Head of the Northern Ireland Equal Opportunities Commission
- In office 1984–1992

Personal details
- Born: April 1944 (age 81)
- Political party: Alliance Party of Northern Ireland

= Mary Clark-Glass =

Politician and academic from Northern Ireland

Mary Burnell Clark-Glass (born April 1944) is an academic, medical administrator and former politician in Northern Ireland.

Clark-Glass became a lecturer in law at the Queens University of Belfast in 1974, and became a known as a commentator on legal and human rights issues and as a prominent feminist. In 1984, she became head of the Northern Ireland Equal Opportunities Commission, and also served as a Human Rights Commissioner on the Northern Ireland Commission for Racial Equality and as Chair of Victim Support. In 1990, she was appointed a CBE.

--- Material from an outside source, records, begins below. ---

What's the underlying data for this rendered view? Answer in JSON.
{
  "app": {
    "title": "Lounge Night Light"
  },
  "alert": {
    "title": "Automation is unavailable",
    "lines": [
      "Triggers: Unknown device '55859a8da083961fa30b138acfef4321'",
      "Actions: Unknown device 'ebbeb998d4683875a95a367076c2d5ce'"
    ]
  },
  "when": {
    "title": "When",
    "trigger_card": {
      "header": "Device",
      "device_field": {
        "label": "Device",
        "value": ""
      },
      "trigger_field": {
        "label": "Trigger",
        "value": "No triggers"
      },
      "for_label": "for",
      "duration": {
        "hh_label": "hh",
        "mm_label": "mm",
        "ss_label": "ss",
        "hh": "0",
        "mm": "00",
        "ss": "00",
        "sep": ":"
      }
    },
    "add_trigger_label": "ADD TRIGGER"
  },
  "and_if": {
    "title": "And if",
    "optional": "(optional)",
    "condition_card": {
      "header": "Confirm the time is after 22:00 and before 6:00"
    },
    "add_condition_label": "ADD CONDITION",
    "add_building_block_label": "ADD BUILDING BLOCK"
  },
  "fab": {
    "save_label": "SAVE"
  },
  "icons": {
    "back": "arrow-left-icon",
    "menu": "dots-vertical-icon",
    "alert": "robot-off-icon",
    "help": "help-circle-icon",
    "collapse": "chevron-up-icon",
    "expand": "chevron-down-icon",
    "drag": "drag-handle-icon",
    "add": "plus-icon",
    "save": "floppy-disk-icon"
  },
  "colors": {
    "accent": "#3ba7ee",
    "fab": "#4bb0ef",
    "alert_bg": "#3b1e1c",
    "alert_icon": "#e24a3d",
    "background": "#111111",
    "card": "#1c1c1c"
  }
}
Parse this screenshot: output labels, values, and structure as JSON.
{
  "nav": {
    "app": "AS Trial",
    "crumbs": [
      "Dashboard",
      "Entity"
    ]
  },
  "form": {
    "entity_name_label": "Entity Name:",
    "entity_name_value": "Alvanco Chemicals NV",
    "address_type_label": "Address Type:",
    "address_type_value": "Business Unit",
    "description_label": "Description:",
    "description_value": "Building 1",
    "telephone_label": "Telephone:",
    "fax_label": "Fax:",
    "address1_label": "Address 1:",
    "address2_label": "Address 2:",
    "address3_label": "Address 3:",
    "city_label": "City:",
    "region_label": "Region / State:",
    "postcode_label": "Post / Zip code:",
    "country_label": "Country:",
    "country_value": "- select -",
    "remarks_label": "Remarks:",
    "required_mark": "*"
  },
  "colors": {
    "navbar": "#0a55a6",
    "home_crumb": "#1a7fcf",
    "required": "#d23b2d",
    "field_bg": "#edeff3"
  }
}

The Alliance Party of Northern Ireland stood Clark-Glass as their candidate for the Northern Ireland constituency in the European Parliament election in 1994, hoping that she would emulate the success of Mary Robinson in the Irish presidential election in 1990. She took fourth place in the election, making her the best placed candidate not to win a seat, but took only 4.1% of the first preference votes. Following the election, Clark-Glass acted as part of the Alliance's team for the talks which led to the Good Friday Agreement. At the Northern Ireland Forum election of 1996, she was third on the party list in Lagan Valley and eighth on the "top-up" list, but did not come close to being elected.

In 1997, Clark-Glass was appointed to the Commission for Racial Equality. She subsequently ceased political activity, and in 1999 was appointed to the General Medical Council. She also became a member of the Health Professions Council and the General Dental Council.